Not all schools in the district have a cell phone policy as strict as Treasure Mountain. Park City High School recently relaxed its policy of no cell phone use during school. Students can now use phones before and after school, at lunch and in between classes. The relaxed policy has dramatically reduced the number of cell phone use violations in the school, McNaughtan said.

Students at South Summit High School can use cell phones during lunchtime, before and after school. "We don’t allow cell phones to be on during academic time," Principal Gary Twitchell said. "If a student doesn’t have a class, we still consider that academic time."

Students using a phone during academic time, regardless of where they attend school, can have their cell phone taken for at least the rest of the day. If students persist, school principals will involve students and parents directly to help resolve the situation.

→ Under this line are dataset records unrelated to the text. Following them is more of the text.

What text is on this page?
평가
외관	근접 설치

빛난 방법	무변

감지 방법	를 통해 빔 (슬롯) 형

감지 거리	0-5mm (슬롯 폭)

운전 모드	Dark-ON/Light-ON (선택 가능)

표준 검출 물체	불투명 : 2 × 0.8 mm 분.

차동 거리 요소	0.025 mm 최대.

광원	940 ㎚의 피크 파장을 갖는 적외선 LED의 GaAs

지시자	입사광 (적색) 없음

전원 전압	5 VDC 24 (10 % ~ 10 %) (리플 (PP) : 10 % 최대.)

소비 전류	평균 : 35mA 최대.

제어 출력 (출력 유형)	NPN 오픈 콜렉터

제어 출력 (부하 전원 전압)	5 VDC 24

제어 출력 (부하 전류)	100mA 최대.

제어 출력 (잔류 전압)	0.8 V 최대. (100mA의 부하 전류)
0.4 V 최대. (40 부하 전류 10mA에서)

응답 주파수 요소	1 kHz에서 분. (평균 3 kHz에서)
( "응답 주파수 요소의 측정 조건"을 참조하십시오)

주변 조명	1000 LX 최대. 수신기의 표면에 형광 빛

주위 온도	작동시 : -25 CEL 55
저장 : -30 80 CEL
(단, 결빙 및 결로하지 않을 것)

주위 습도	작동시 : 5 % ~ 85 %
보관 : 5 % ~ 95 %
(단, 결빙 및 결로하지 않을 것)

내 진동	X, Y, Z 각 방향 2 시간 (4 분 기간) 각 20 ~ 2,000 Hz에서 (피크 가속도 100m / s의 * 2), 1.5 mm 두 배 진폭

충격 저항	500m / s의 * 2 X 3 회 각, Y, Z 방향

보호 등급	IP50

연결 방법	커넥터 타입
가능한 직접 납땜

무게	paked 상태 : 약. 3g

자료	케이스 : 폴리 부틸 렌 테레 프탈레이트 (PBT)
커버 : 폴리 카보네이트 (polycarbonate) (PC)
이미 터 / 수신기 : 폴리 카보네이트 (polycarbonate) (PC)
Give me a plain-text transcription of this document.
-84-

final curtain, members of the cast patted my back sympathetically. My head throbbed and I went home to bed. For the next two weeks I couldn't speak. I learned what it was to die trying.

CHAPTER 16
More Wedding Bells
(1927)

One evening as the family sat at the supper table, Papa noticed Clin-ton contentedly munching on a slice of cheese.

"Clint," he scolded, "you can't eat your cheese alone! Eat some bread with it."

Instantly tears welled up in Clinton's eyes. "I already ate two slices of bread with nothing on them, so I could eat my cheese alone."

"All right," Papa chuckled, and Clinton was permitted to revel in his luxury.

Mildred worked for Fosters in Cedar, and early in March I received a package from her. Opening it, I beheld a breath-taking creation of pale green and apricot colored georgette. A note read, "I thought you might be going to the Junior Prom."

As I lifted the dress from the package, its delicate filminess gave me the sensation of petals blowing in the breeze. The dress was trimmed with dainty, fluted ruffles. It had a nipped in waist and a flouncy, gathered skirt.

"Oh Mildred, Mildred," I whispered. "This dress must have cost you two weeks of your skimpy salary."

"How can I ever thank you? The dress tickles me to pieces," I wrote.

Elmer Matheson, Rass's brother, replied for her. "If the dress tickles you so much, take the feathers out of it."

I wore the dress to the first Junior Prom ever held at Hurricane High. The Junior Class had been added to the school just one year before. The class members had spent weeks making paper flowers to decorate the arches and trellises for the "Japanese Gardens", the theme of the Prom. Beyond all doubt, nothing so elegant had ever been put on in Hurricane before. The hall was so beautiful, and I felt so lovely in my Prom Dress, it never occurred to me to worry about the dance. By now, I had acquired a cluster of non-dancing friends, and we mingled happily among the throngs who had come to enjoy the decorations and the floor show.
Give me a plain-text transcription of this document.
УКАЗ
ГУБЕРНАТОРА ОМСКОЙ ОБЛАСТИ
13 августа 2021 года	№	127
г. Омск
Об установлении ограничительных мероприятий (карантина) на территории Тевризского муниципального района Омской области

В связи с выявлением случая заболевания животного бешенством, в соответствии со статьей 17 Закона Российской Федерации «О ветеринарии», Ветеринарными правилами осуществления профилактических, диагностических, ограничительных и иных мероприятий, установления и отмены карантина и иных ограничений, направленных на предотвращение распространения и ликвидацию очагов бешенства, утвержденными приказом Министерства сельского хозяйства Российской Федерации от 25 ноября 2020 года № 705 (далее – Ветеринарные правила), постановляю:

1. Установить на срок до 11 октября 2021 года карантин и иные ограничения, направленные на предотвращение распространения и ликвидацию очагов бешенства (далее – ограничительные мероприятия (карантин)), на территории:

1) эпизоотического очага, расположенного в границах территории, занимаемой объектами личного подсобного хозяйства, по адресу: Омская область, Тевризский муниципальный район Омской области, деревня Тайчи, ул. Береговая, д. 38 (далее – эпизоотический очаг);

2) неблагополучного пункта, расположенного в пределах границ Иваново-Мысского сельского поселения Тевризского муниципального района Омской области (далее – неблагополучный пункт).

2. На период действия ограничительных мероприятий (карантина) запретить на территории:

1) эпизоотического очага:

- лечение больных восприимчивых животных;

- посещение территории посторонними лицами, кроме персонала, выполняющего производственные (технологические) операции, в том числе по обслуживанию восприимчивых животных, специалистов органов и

Twitchell also added that cell phones are not allowed in locker rooms as part of a severe clause in the cell phone use policy at South Summit High School. Under the severe clause, if a student uses a cell phone to take inappropriate pictures, threaten or vulgarly harass other students or transport pornographic material, he or she will lose all cell phone privileges for one year.

The majority of Summit County students follow these guidelines to promote healthy learning environments in schools. Cell phone use still remains a concern for administrators throughout the three districts in Summit County. "I can’t tell you the number of faculty meetings we’ve had regarding that issue," North Summit County principal Jerre Holmes said.